Our demo environment had a storage hardware outage.  Here is the timeline and how the issue appeared in Precise for SQL Server.

1/9/17- Data Center experienced a power outage, Dell Power Vault MD3200i was abruptly powered off causing 2 drives to enter preemptive failure state.

1/10/17 – Faulty drive 1 of 2 replaced, allow time for the RAID rebuild to complete before replacing drive 2 of 2

1/11/17 – Raid rebuild completed, Faulty drive 2 of 2 replaced.

1/16/17 – Precise Team notified IT of severe performance degradation of VMs in Demo environment

1/18/17 – After troubleshooting VM & Host it was apparent Disks reads were causing the issue, checked the storage device GUI Raid rebuild marked as completed and successful. VMs are still experiencing performance issues, after looking into the system logs of the storage device Raid Rebuild shows failed and Raid configuration now shows array degraded. Migrating VMs to new data store

1/20/17 – Migration of VMs completed and Precise team confirms problem solved.
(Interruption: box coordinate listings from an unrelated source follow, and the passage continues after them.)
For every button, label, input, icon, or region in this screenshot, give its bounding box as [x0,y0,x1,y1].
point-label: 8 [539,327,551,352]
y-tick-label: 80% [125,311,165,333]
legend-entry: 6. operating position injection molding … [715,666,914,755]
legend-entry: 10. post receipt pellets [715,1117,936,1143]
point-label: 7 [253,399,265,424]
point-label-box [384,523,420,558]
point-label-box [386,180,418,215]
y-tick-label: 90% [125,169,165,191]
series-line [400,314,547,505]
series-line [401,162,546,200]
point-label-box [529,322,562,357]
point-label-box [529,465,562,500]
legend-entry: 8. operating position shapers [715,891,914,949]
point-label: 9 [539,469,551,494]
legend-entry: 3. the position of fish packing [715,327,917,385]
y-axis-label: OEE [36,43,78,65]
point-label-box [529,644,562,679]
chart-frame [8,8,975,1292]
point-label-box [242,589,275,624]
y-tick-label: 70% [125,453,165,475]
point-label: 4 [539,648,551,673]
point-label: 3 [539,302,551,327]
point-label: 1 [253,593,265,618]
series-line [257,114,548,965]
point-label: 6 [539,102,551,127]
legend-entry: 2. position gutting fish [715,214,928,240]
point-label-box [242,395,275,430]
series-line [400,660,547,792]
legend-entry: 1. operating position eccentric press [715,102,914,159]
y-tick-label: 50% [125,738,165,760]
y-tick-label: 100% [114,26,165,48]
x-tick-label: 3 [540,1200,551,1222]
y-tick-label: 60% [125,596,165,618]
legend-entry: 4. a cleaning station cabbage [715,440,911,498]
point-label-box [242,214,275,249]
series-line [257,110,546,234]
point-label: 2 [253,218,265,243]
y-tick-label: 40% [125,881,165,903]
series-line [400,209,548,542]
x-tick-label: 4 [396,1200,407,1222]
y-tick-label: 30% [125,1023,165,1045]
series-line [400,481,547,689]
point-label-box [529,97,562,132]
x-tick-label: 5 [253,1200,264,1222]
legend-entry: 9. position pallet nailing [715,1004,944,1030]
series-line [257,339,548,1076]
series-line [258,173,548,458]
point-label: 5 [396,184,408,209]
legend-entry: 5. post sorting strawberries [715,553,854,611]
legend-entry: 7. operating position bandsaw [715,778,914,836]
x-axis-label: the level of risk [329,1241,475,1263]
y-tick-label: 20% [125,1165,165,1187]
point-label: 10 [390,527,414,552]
I returned from vacation on Monday, January 16.  I could not help to notice that the Precise GUI in the demo environment was painfully slow.  Precise for SQL Server is measuring the performance of its own historic repository, the database is named PMDB, short for Performance Management DataBase.  Precise loads the PMDB with performance metrics 24 by 7; the Precise GUI retrieves metrics.

This screen shows that Log Waits increased ~10X under a static workload.  The top three SQL statements show 2 updates and an insert.  Click the image to enlarge; click back to return.

The PMDB database lives in a file named PMDB.  This screen shows a profile of the performance characteristics for PMDB.  I/O Stall Time rises from negligible to significant.  This metric is a general measure of the performance of storage.  It is most useful in a trend graph.

Management by measurement is the hallmark of best practices.  Before & after measurement documents that the problem is solved.  The normal processing profile resumes.  The Precise application runs great.  The GUI performs to expectations

Precise captures the SQL statements 24 by 7 that drive resource consumption showing cause & effect.  Precise’s value proposition is a little wider and a little deeper with a lighter footprint.  This gives the DBA more opportunities to take performance to the next level.